Big crops do get bigger. The estimate for corn is up to 11.741 billion bushels and most of that increase went into estimates of ending stocks which moved up to 1.818 billion bushels. Average yields are estimated to be a whopping 160.2 bushels per acre. The soybean crop estimate jumped from 3.107 billion to 3.150 billion and U. S. ending stock estimates moved from 405 to a large 460 million bushels. World ending stocks in soybeans are pegged at a record high 61.40 million metric tons, some 20 million metric tons above the prior record.

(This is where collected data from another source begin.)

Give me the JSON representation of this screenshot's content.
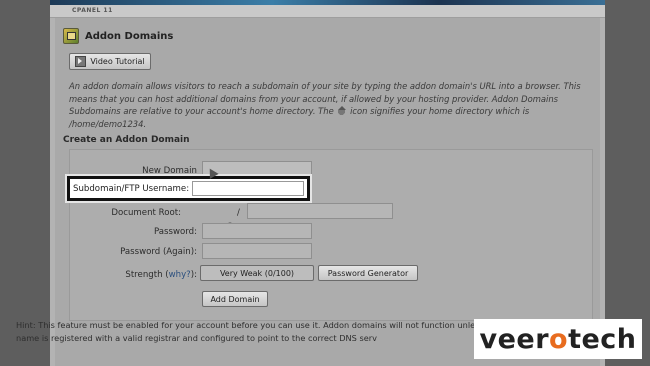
{
  "brand": {
    "strip_text": "CPANEL 11"
  },
  "page": {
    "title": "Addon Domains",
    "video_button": "Video Tutorial",
    "description_1": "An addon domain allows visitors to reach a subdomain of your site by typing the addon domain's URL into a browser. This means that you can host additional domains from your account, if allowed by your hosting provider. Addon Domains Subdomains are relative to your account's home directory. The",
    "description_2": "icon signifies your home directory which is /home/demo1234."
  },
  "form": {
    "section_title": "Create an Addon Domain",
    "new_domain_label": "New Domain Name:",
    "subdomain_label": "Subdomain/FTP Username:",
    "document_root_label": "Document Root:",
    "document_root_prefix": "/",
    "password_label": "Password:",
    "password_again_label": "Password (Again):",
    "strength_label": "Strength (",
    "strength_why": "why?",
    "strength_label_end": "):",
    "strength_value": "Very Weak (0/100)",
    "password_generator": "Password Generator",
    "add_domain": "Add Domain"
  },
  "hint": {
    "text": "Hint: This feature must be enabled for your account before you can use it. Addon domains will not function unless the domain name is registered with a valid registrar and configured to point to the correct DNS serv"
  },
  "logo": {
    "part1": "veer",
    "accent": "o",
    "part2": "tech"
  },
  "colors": {
    "logo_accent": "#e86c1f",
    "link": "#2b4f7e",
    "highlight_border": "#111111"
  }
}
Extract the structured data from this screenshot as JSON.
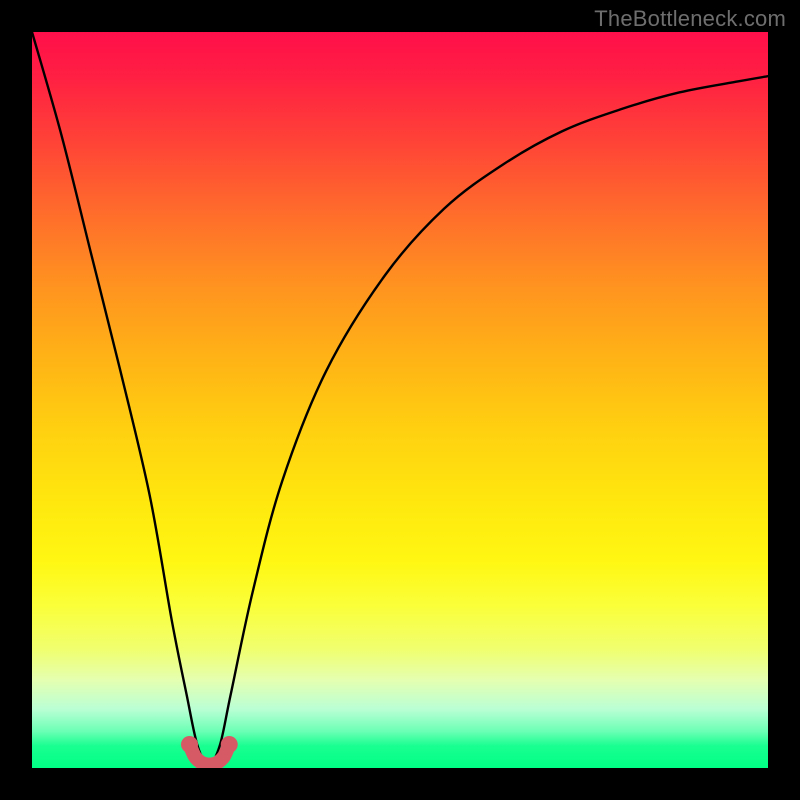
{
  "watermark": "TheBottleneck.com",
  "chart_data": {
    "type": "line",
    "title": "",
    "xlabel": "",
    "ylabel": "",
    "xlim": [
      0,
      100
    ],
    "ylim": [
      0,
      100
    ],
    "series": [
      {
        "name": "bottleneck-curve",
        "x": [
          0,
          4,
          8,
          12,
          16,
          19,
          21,
          22.5,
          24,
          25.5,
          27,
          30,
          34,
          40,
          48,
          56,
          64,
          72,
          80,
          88,
          96,
          100
        ],
        "values": [
          100,
          86,
          70,
          54,
          37,
          20,
          10,
          3,
          0.5,
          3,
          10,
          24,
          39,
          54,
          67,
          76,
          82,
          86.5,
          89.5,
          91.8,
          93.3,
          94
        ]
      }
    ],
    "highlight": {
      "name": "minimum-marker",
      "color": "#d65a66",
      "points_x": [
        21.4,
        22.1,
        22.9,
        23.7,
        24.5,
        25.3,
        26.1,
        26.8
      ],
      "points_y": [
        3.2,
        1.6,
        0.8,
        0.5,
        0.5,
        0.8,
        1.6,
        3.2
      ]
    }
  }
}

Much of this report was in the market and we have not seen major moves in price for corn or soybeans. December corn is near $2.00 after trading below $2.00 on October 12 and again on November 12. November soybeans are around $5.20, up from the 2004 low of $5.01 on November 11. It is hard to shake the thought that as the harvest moves to completion and more of the product is ³stored² on the ground that we will see still lower prices, but the futures market is an anticipatory market. Futures traders know the bearish measures and they have not been able to pound the market down from $5.00 on November soybeans and $2.00 on December corn. There are actually bullish thoughts from current price levels in the minds of some who are seeing significant corn go into ethanol production and hearing all the talk of soy diesel fuels. Sometimes, we don't need much to start to turn bullish from historic low levels.

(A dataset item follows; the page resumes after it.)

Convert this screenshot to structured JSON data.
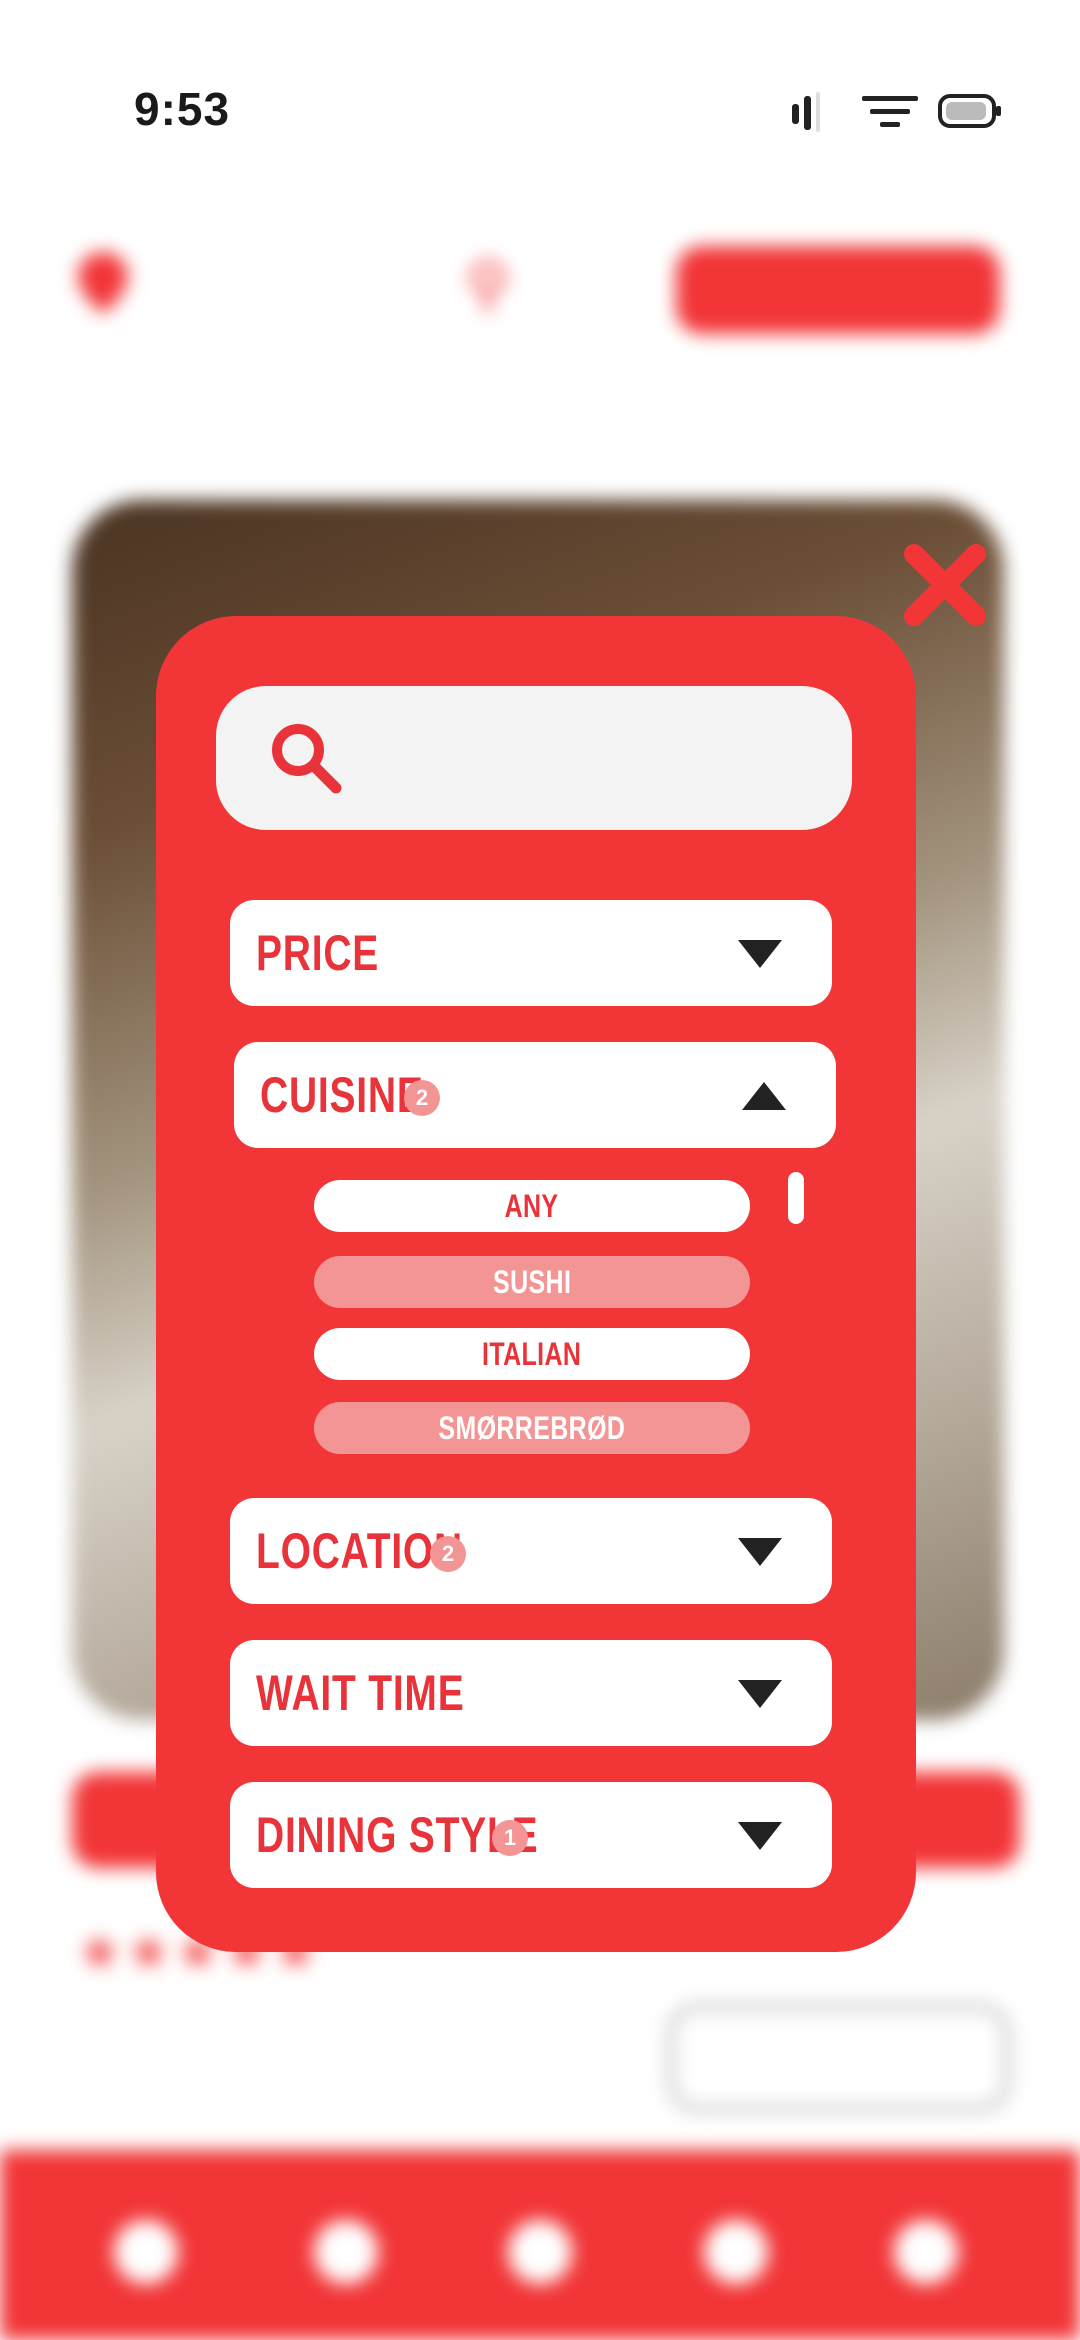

I am not bullish but the way the market handled the report with the increases in crop size and the ending stock estimates is suggesting that users might think about getting long hedges established out through 2005 in corn, soybeans and soybean meal. This also means it is time to buy back futures if you have held the short positions a few days after the corn or soybeans have been harvested. It appears that significantly lower prices in corn and soybeans are not very likely and users can get costs established near historic lows. It is hard to go wrong doing that over time.

Wheat prices have not been able to sustain any increases. The report did not change things very much in wheat and it is a matter, I think, of getting past the long standing pressure from corn and soybeans and finding some reason for higher prices in wheat. Neither corn nor soybeans will stay at the harvest lows. There will be some slow and painful climbing to higher prices as we get past the specter of grain on the ground and feed usage and other uses start to increase the rate of usage because the prices are so low. Feeing rates will go up in hogs, cattle, and the dairy sector with corn this cheap and available and if fuel alternatives like ethanol and soy diesel are to ever work in terms of cash flowing, it is when oil prices are high in the world market and corn is cheap. And we need to remember that once the investments in ethanol production are made, whether subsidized or not, the investments become fixed costs and cannot be easily reversed. The usage of corn will continue even if price of corn go back up to make ethanol production look less profitable. All this influences the wheat market. December Chicago what needs to get back up to the late summer highs near $3.40 before I will start to think about selling in this old crop market or adding to pricing of new crop 2005 what. Let's watch and wait here.